Sunday, April 29, 2012

Nineteenth-Century Memory: On Biography, Forgetfulness and Not Knowing

Sundial, St Peter's Church, Norton Disney
Photograph by J. Hannan-Briggs
Used under the Creative Commons License
In March this year I attended a conference at Leeds Trinity University College on the theme of Nineteenth-Century Memory: Approaches and Appropriations. Papers ranged broadly, from Victorian accounts of the recent past to NeoVictorian re-imaginings, from trauma and melancholy to tropes of time passing.

Of particular interest to me were papers on the subject of memory and life narrative, including Jo Taylor (Keele) on the posthumous reputation of Samuel Taylor Coleridge as shaped by the editorship of his children, Sara and Hartley, and Hana Leaper (Liverpool) who traced the influence of Leslie Stephen’s Mausoleum Book on the work of Virginia Woolf and Vanessa Bell. And it was Victorian biography -- a much-maligned genre -- that provided the subject matter for Trev Lynn Broughton’s (York) opening keynote on the topic of remembering and forgetting.

Broughton challenged the notion that remembering and forgetting are opposite terms. To forget something, she argued, was not simply a case of failing to remember. Turning to biography, so often seen (in its Victorian manifestation) as a ‘site and sign of repression’, a literary form in thrall to censorship and reticence, forgetfulness can be read as a creative act. In organising a life into a coherent narrative, biography is necessarily selective; it chooses what memories to transmit to a new generation of readers, and it chooses what elements to pass over, to omit or obscure. For Broughton, therefore, biographies are both a ‘memorial’ and a ‘site of burial’ -- in remembering their  subject, they demonstrate the importance of forgetting.

The endlessly re-tellable nature of life narratives supports this reading of biography as a product of forgetfulness. With each new version of a life -- with each new claim to have written the “definitive” account -- different elements are remembered and forgotten, different memories are uncovered and buried. But is it ever possible (or desirable) to remember and memorialise a life both entire and complete? Alongside remembering and forgetting, should we consider the problem of not knowing?

In 1927, E.M. Forster delivered the Clarke Lectures at Trinity College, Cambridge, published later that year under the title Aspects of the Novel. In these lectures Forster drew a distinction between ‘Homo Fictus’, the species of human living in fiction, and ‘Homo Sapiens’, the species of human living in history [1]. What separates these different classes of being is their un/knowability:

In daily life we never understand each other, neither complete clairvoyance nor complete confessional exists. But people in a novel can be understood completely by the reader, if the novelist wishes; their inner as well as their outer life can be exposed. We cannot understand each other, except in a rough and ready way; we cannot reveal ourselves, even when we want to; what we call intimacy is only makeshift; perfect knowledge is an illusion. But in the novel we can know people perfectly. [2]

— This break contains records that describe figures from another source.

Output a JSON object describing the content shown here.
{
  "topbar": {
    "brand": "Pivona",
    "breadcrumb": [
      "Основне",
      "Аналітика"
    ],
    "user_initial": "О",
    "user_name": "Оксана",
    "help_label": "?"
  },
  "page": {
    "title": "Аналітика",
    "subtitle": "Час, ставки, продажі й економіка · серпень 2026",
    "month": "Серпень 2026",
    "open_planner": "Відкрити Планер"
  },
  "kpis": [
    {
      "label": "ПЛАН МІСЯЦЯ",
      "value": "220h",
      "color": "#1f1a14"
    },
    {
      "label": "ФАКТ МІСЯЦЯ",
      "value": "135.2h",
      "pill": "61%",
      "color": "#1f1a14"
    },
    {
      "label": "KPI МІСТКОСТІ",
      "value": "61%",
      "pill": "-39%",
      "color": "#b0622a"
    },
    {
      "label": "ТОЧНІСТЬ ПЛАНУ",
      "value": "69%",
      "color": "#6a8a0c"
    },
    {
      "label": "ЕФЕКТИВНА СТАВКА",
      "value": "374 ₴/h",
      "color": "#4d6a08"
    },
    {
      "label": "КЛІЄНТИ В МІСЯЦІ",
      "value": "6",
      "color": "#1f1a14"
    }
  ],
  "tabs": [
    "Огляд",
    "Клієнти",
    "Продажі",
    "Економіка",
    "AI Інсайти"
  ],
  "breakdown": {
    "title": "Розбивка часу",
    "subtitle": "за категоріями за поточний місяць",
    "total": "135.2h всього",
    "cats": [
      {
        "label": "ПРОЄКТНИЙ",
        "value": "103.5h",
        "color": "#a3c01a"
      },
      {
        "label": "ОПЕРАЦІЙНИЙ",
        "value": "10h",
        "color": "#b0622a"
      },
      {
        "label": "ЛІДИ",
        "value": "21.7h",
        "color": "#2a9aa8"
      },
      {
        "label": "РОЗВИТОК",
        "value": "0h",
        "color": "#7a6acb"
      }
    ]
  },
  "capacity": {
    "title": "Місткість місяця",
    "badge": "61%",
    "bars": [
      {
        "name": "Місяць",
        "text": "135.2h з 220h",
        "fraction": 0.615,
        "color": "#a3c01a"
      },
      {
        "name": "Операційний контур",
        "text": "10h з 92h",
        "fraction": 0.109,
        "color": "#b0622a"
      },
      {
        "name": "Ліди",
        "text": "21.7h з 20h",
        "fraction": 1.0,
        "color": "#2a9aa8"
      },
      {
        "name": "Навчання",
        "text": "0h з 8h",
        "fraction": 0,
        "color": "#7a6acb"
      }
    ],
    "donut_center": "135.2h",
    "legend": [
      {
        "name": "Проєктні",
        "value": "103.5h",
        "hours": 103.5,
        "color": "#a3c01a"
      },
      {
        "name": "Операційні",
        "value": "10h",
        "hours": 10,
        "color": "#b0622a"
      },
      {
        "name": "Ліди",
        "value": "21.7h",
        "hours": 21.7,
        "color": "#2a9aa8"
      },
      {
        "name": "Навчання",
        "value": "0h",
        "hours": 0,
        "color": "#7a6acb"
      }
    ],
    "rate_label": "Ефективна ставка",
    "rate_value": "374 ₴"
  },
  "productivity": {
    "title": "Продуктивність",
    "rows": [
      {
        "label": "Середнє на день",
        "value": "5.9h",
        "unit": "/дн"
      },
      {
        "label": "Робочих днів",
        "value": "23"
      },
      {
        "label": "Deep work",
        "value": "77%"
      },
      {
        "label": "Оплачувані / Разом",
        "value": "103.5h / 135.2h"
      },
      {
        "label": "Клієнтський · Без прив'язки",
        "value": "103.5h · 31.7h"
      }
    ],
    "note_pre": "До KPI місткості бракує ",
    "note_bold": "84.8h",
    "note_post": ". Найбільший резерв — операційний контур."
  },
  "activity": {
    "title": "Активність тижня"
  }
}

It is beyond the scope of this blog post to debate Forster’s claims for status of characters in fiction, but his account of the unknowability of ‘Homo Sapiens’ helps shed a light on the vitality of remembering and forgetting in life-writing. If our knowledge of a biographical subject is ‘illusive’, then remembering and forgetting are the means by which we construct this illusion. In remembering certain elements and forgetting others, we cover and smooth the gaps and fractures -- we can thus stake a (false) claim to the “definitive” life. And yet, it is the unknowable nature of ‘Homo Sapiens’ -- the very impossibility of ‘clairvoyance’ or ‘complete confessional’ -- that empowers the biographer to remember and forget, which guarantees the re-telling, the re-writing, the re-membering of a life narrative.

[1] E.M. Forster [1927], Aspects of the Novel (London: Edward Arnold, 1945), p. 78.
[2] Forster, Aspects of the Novel, pp. 67-8.

1 comment:

  1. This is of especial interest to me. I wrote my doctoral dissertation on how the popular image of Benjamin Franklin in the early United States was shaped largely by what he wrote about himself. I noted that every biographer for almost a century had an agenda to peddle, notably people who wrote school books, but they all depended on what Franklin had said about his own life. In other words, the self-made man continued to make himself for long after he died. Today, when I read an anecdote supposedly about Franklin, I know it was fabricated by a moralist or recognize it as an anecdote that in Franklin's time was told about William Pitt. What people remember is often something they never knew in the first place.